Un nuevo despropósito
No se puede amar un deporte sin conocer su pasado. Siempre he tratado de estudiar lo que ha habido en la Fórmula 1 desde que este tipo de competiciones se consideran así, o sea, desde que el primer mundial se creó en 1950, aunque los pilotos de la época ya llevaran varias décadas compitiendo en circuitos en grandes premios. Obviamente mi inicio en la Fórmula 1 llegó mucho más tarde, a mediados de los años 80, realmente cuando Alain Prost dominaba a placer con su McLaren y un imberbe Ayrton Senna despuntaba en Lotus. De aquella época hay tres carreras que tengo grabadas a fuego en mi memoria, aunque la primera no la pudiera vivir en directo, Mónaco 84, Portugal 85 y Donington 93. El común denominador de las tres es que un mago de la lluvia hizo de las suyas bajo la lluvia, Senna.

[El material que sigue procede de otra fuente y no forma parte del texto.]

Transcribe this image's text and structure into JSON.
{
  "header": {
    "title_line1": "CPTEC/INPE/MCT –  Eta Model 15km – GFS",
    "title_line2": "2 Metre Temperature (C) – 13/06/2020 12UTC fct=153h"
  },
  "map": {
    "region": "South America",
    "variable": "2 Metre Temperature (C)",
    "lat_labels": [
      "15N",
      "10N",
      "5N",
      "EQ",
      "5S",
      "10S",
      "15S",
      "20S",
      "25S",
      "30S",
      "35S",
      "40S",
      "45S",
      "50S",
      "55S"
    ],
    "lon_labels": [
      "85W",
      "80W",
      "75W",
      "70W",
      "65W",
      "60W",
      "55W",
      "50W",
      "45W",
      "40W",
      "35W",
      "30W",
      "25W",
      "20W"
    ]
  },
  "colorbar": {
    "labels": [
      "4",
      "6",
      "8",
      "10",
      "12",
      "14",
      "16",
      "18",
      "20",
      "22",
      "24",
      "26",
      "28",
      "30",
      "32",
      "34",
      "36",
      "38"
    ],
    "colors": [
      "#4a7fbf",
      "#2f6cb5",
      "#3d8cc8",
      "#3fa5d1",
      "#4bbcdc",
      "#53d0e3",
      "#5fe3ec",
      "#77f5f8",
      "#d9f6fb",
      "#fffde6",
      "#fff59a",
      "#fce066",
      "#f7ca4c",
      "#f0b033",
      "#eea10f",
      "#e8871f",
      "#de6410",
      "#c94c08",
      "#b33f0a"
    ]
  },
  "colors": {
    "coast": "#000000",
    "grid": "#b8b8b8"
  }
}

Han pasado cuatro décadas de aquellas carreras y obviamente todo ha cambiado en la Fórmula 1, pero hay un hecho que me deja frio, y que no consigo entender. Las nuevas generaciones, no han visto en su vida una carrera de Fórmula 1 en lluvia. Hablo de aquellos jóvenes que se han aficionado en los últimos años a las carreras. Esa que debe ser la cantera de este deporte y que tanto busca reclutar la gente de Liberty Media. La razón, ya no se corre en lluvia, como si estuviésemos en la Indy dentro de un circuito oval, porque incluso en la Indy se corre sobre mojado en los circuitos convencionales, y tan solo está prohibido en los ovales.

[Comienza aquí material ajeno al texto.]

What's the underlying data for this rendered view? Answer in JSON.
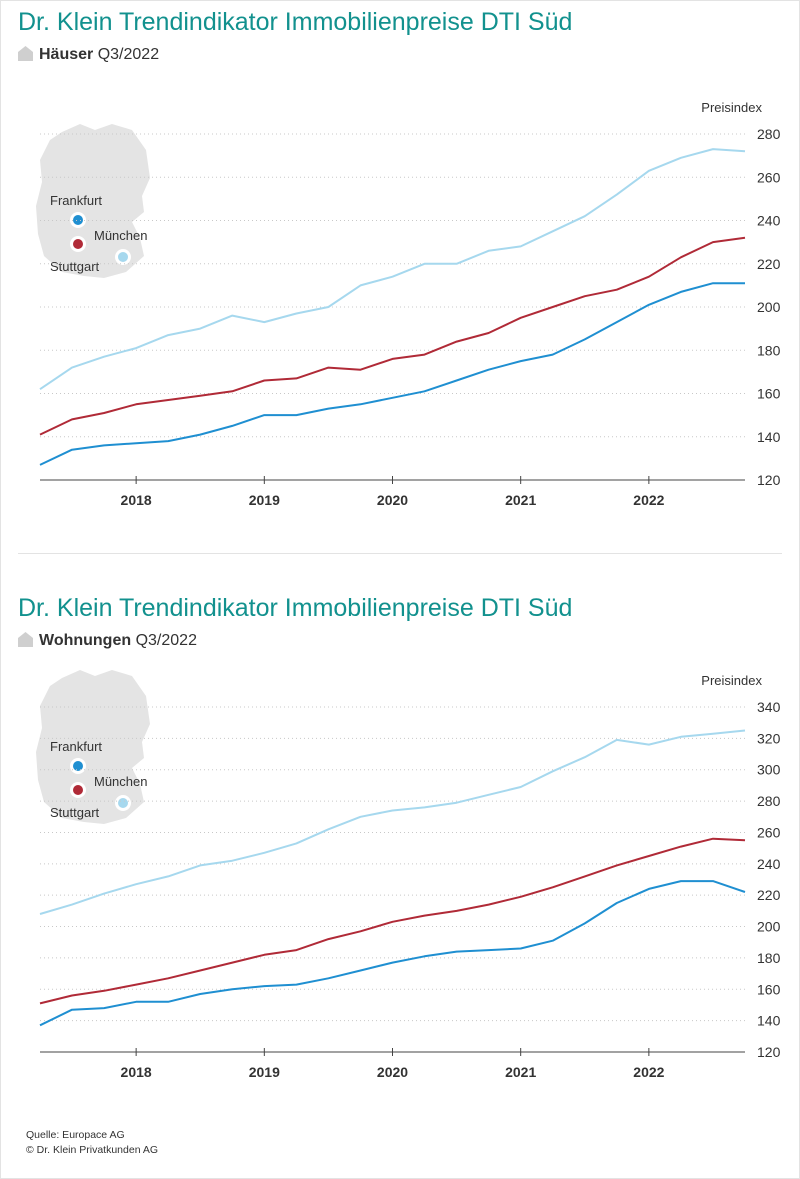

Año tras año esta discusión de si se debe correr o no sobre mojado salta dos o tres veces por temporada, sobre todo en circuitos como el de Spa Francorchamps, u otros como Suzuka, donde también es habitual que las nubes hagan de las suyas. Y en esas ocasiones, la disculpa de quienes tienen la decisión en su mano de retrasar el inicio de una carrera o de incluso anularla es siempre la misma: no hay visibilidad y la seguridad manda.

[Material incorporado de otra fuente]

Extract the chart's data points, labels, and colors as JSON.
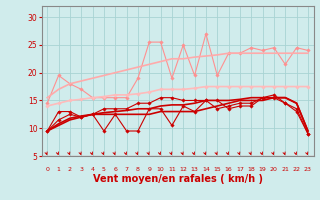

Durante muchos años crucificamos en vida al eterno director de carrera y gran amigo de Bernie Ecclestone, Charlie Whiting. Probablemente erróneamente, cargamos las tintas contra él por utilizar salidas lanzadas tras el safety car, o retrasar el inicio de las mismas hasta que la pista empezaba a secarse. Hoy en día, las medidas son aun más drásticas, y la bandera de la seguridad es enarbolada por la mayoría de pilotos de la parrilla sin que pongan en tela de juicio las decisiones de los comisarios deportivos y el director de carrera.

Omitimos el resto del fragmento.